Nevertheless, the authors of the Family First Act made sure to specify that: “A shortage or lack of foster family homes shall not be an acceptable reason for determining that the needs of the child cannot be met in  a foster family home.” One wonders where these children should go but perhaps the sponsors don’t care. It is the states and counties that will find a place for the children, even if the federal government does not pay a share.

Second, we don’t have enough good-quality foster homes. Anyone who works with foster children and parents knows that a minority of foster parents do a spectacular job, treating their charges like their own children. But many of the other homes barely improve upon the abusive or neglectful homes the children were removed from.

I’m talking about foster parents that never visit the child’s school or transport them to activities, insist that the social worker to take them to the doctor and therapist, refuse to meet the child’s birth family, and siphon off part of the foster care payment for their own purposes. These children need extra love, support, and enrichment, not the bare bones of room and board and nothing else.

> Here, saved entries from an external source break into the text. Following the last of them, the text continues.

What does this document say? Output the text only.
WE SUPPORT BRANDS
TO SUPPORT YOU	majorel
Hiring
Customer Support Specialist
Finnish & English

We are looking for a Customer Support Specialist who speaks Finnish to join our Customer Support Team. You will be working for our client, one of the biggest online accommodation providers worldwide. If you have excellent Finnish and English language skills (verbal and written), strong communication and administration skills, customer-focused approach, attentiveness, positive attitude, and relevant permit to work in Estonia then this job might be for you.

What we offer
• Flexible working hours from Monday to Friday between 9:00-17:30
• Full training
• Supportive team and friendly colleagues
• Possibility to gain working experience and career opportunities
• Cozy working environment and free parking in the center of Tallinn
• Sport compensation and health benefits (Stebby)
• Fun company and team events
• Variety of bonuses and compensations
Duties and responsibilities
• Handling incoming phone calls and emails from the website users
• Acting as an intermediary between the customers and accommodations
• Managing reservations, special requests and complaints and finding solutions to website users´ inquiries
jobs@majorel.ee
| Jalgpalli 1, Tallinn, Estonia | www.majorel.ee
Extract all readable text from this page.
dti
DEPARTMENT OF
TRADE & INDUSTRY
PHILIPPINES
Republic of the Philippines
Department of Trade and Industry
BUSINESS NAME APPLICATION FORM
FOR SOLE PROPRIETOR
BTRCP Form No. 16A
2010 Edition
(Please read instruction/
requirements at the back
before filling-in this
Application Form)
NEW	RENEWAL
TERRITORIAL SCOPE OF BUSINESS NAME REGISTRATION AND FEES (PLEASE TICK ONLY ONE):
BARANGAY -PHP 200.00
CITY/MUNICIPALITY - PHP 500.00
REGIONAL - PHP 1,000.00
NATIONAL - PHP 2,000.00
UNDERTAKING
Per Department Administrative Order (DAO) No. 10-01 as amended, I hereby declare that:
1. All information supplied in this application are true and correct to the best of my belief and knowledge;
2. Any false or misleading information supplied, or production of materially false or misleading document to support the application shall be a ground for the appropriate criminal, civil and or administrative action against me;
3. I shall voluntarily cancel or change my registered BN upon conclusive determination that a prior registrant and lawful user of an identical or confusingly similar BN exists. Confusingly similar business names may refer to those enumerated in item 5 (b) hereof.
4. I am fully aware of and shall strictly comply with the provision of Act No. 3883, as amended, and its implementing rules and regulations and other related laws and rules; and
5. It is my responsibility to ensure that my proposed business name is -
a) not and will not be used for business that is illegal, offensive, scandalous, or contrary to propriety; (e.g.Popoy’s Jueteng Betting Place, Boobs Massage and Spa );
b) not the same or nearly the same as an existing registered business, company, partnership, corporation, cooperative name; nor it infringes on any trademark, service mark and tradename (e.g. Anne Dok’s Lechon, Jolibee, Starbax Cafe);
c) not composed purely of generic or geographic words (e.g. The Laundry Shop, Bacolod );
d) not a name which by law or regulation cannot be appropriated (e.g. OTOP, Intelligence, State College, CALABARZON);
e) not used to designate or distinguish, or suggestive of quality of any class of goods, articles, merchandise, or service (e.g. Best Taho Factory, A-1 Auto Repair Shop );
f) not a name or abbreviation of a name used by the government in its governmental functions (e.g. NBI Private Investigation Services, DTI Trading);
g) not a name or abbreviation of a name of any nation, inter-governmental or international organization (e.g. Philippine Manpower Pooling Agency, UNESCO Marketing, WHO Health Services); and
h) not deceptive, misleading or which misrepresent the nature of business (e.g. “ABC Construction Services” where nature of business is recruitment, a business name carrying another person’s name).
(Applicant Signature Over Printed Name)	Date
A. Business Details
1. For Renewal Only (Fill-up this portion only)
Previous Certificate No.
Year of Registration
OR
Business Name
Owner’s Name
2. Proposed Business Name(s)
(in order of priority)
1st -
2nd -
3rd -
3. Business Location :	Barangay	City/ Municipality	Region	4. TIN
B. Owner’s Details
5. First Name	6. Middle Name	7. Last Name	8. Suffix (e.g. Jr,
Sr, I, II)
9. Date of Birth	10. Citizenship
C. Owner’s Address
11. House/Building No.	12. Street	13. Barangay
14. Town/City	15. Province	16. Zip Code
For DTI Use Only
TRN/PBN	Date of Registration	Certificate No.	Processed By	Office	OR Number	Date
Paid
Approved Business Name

The widespread simplistic belief that a foster family home is always better than a non-family setting has been promoted widely with heavy support from ideologically driven funders and advocates including the Annie E. Casey Foundation and Casey Family Programs. These groups employ slogans like Every Kid Needs a Family, ignoring the fact that most children entering foster care do have a family that they want to return to, and would not necessarily prefer being placed in a family of strangers rather than an educational or group setting where they can receive the enrichment they need while awaiting reunification.

Research supports the idea that quality is more important than the type of setting, and that high-quality group care can have even better outcomes than high-quality foster home care. Moreover large sibling groups can often be kept together only by placement in a non-family setting.

It is hard to understand that anyone believe that a loveless, bare-bones foster home is better than an idyllic environment like the Crossnore School in North Carolina, where foster children  (including sibling groups) benefit from dedicated cottage parents, an onsite school, and multiple forms of mental health treatment, including equine-assisted therapy. But the bare-bones foster home has one advantage over Crossnore. It is much cheaper.

Clearly, legislators want the savings from eliminating non-family options to offset the increased costs imposed by the expansion of Title IV-E to include preventive services. The Congressional Budget Office estimated that the restriction on non-family placements would offset almost 70% of the costs of extending IV-E reimbursement to family preservation services, over a ten-year period.

It is not surprising that government officials in the three states with the largest foster care populations–California, New York, and Texas, have all expressed concern about or opposition to the Family First Act. Other states have expressed their opposition as well .

Aside from a pair of hearings that were orchestrated by the bill’s sponsors to support their vision for the legislation, there have been no hearings or floor debate on the Family First Act. Last year, it passed the House by voice vote, and its Senate sponsors tried to get it through without a vote before going on summer recess. They failed, thanks to courageous Senators who cared about children enough to resist pressure from the powerful coalition supporting the bill.

Lets hope that the same wise and courageous Senators make sure this dangerous legislation is not allowed to slip into law in the urgent effort to pass a continuing resolution. Lets not save money on our most vulnerable kids. Spending money on better placements now will surely reap savings down the road in crime, unemployment, and welfare receipt.